Life (Basic, Supplemental, Accidental)
Many things should be reviewed annually. Does your contract provide benefits other than for death? Are the coverages adequate? Are the guaranteed-issue limits too low? Is administration a problem? Is your rate competitive?
Long-Term Care is the type of care received when someone needs assistance with daily living due to an accident, illness, or advancing age, either at home or in a facility. The need for Long-Term Care is on the rise. Approximately 23% of Americans over the age of 65 use formal long-term care services. Nearly 25% of Americans over age 85 are in nursing homes. Of the 12.8 million people that need help with everyday activities, almost 40% are working age adults (ages 18 - 64).
This product is the newest of the group coverages and the one receiving the most attention. Our population is aging. Medical care advancements will prolong life and people want to maintain their quality of life. Have you reviewed this type of coverage for your employees?
In today's economic environment employees tend to rely heavily upon their employers to provide them with extra benefits. Unfortunately, most employers are not able to meet those needs to the extent that the employee might desire.
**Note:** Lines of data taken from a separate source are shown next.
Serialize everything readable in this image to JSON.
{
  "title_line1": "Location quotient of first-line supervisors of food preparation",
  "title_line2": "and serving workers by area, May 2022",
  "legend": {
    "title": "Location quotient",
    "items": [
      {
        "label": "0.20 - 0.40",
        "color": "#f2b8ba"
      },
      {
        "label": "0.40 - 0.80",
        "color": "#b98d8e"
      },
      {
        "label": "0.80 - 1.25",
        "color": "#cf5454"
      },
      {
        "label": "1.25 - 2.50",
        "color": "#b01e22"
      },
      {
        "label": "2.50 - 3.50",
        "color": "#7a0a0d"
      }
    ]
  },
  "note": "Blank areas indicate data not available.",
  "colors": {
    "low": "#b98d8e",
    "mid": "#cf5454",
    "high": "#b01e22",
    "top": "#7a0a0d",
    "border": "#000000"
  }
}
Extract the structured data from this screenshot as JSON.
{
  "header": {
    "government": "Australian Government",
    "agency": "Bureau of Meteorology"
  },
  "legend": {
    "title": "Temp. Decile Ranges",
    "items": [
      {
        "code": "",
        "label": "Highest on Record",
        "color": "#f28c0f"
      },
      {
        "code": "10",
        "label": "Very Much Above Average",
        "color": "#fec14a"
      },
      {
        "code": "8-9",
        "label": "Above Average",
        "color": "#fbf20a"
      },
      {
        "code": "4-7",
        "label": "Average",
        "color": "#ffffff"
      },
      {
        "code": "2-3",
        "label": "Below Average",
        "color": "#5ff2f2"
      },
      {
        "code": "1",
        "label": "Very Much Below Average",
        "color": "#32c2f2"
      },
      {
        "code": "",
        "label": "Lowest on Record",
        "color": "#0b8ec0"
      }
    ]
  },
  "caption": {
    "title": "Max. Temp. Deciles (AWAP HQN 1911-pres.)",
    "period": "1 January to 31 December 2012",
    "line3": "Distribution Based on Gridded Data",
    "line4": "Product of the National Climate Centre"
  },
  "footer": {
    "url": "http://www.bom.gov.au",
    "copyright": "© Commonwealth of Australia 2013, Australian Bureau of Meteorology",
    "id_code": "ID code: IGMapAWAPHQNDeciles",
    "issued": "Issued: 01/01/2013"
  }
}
Consequently, there is a need for voluntary programs structured on a payroll deduction basis.
These programs would include additional coverage for auto,
homeowners, dental, short-term disability, long-term disability, long-term
care, life, accidental death and cancer insurance. Voluntary programs are
offered on a group basis, thus they are discounted and available (based upon
participation) on a guaranteed issue basis.
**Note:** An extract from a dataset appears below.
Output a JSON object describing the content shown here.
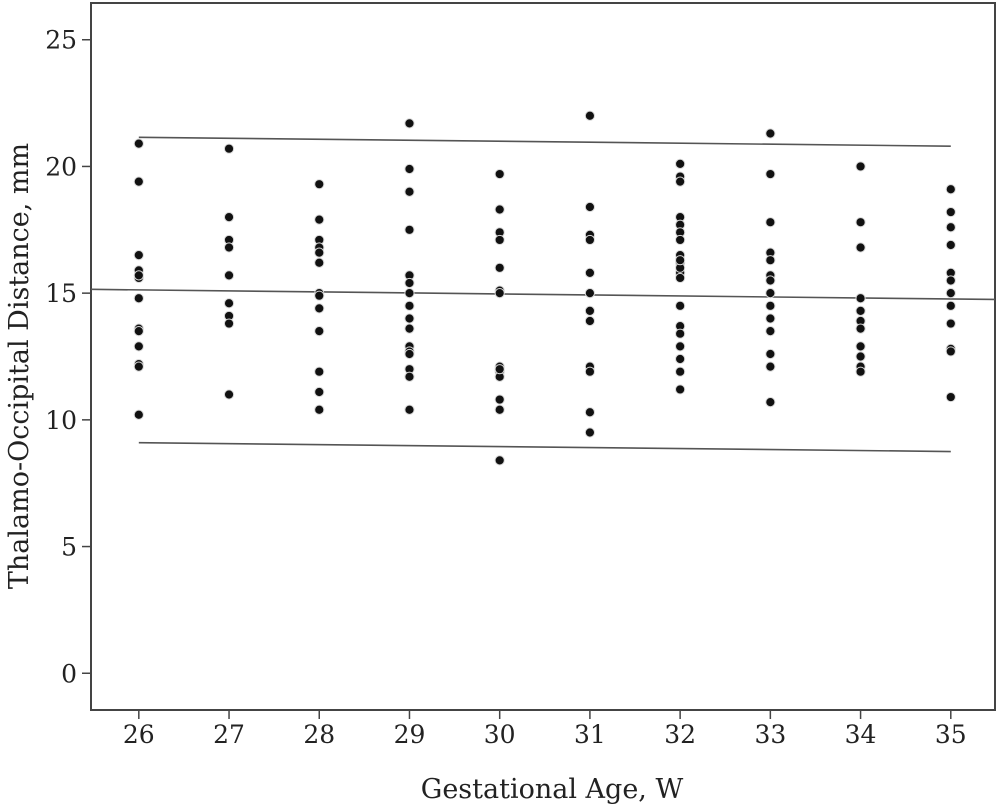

In addition to the convenience of issue and purchase, these policies are portable. This means that if an employee stops working at your facility for whatever reason, that individual may keep the policy(ies) in force by simply continuing to make premium payments on his/her own at the same low rate. The premium costs will never increase and the coverage amount will never decrease.
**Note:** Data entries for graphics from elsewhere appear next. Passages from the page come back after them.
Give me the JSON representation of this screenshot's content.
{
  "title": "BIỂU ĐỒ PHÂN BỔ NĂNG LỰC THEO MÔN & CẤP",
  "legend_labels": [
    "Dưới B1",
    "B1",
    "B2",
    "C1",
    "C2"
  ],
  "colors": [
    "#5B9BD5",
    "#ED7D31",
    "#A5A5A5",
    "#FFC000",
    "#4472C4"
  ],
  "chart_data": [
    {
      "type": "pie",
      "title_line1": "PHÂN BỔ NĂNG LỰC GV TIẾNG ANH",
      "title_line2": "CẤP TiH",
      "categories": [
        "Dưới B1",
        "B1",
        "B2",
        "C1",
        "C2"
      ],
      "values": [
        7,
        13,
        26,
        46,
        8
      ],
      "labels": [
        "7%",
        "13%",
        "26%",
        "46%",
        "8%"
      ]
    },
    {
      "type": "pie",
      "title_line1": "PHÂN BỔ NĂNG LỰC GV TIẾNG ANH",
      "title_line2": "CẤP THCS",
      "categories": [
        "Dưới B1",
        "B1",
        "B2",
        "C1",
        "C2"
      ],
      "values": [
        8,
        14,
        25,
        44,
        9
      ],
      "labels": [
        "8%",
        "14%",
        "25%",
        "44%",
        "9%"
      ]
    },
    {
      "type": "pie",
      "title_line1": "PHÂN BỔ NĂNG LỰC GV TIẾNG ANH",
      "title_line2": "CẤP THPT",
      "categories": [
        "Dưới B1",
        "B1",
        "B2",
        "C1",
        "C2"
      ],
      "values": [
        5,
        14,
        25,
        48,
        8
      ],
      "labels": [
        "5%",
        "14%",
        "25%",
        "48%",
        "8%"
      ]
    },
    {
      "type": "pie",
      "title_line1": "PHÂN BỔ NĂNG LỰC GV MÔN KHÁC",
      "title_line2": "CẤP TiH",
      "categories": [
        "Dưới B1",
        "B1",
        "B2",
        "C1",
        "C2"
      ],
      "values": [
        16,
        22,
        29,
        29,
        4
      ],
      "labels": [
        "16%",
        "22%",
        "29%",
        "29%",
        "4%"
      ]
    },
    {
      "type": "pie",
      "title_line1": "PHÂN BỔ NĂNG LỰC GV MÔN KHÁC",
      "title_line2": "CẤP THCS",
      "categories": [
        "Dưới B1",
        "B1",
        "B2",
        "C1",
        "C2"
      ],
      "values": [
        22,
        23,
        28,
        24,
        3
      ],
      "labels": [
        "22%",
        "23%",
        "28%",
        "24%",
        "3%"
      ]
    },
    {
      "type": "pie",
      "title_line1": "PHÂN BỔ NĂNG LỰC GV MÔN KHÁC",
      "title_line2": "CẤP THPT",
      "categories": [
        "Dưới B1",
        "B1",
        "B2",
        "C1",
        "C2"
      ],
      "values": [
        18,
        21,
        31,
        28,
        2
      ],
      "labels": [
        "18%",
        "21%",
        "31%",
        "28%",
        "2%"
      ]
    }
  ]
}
Flexible Spending Accounts
Section 125 of the Internal Revenue Service Code allows employees to pay for group insurance premiums, unreimbursed health care expenses, qualified dependent care expenses and certain transportation expenses with pre-tax dollars. We provide complete administration for these accounts as well as assistance for those employers that wish a Premium Only Plan (POP).
Premium Only Plan (POP)
This plan allows employees to pay for their portion of the premiums for medical, dental, accident and health coverages on a pre-tax basis.
Health Care Spending Accounts allow you to use tax-free dollars to pay for certain expenses that are not paid for by your medical and dental plan. For example, items such as deductibles, co-payments, eyeglasses, uncovered dental expenses, uncovered medical expenses and chiropractic just to name a few. An employee may elect to reduce his/her gross pay in order to fund a Health Care Spending Account.
Dependent Care Spending Accounts allow you to pay for up to $5,000 of eligible dependent care (child or adult) expenses on a tax-free basis.
Transportation Expense Spending Accounts allow employees to pay pre-tax for up to $175 per month in qualified parking expenses and up to $65 per month in commuting expenses.
Health Savings Accounts (HSA)
Beginning January 1, 2004, individuals enrolled in high-deductible health plans ("HDHPs") may establish HSAs to reimburse tax-favored contributions. The resulting HAS balances may then be distributed on a tax-free basis to pay or reimburse qualifying health expenses, may be accumulated for future health expenses, or may be used (on a taxable basis) for non-health purposes either currently or in the future. An HDHP is a health plan that has a deductible of at least $1,000 for self-only coverage and $2,000 for family coverage, and that has an out-of-pocket limit on covered expenses of no more than $5,000 for self-only coverage and $10,000 for family coverage (These dollar amounts will be adjusted for inflation beginning in 2005).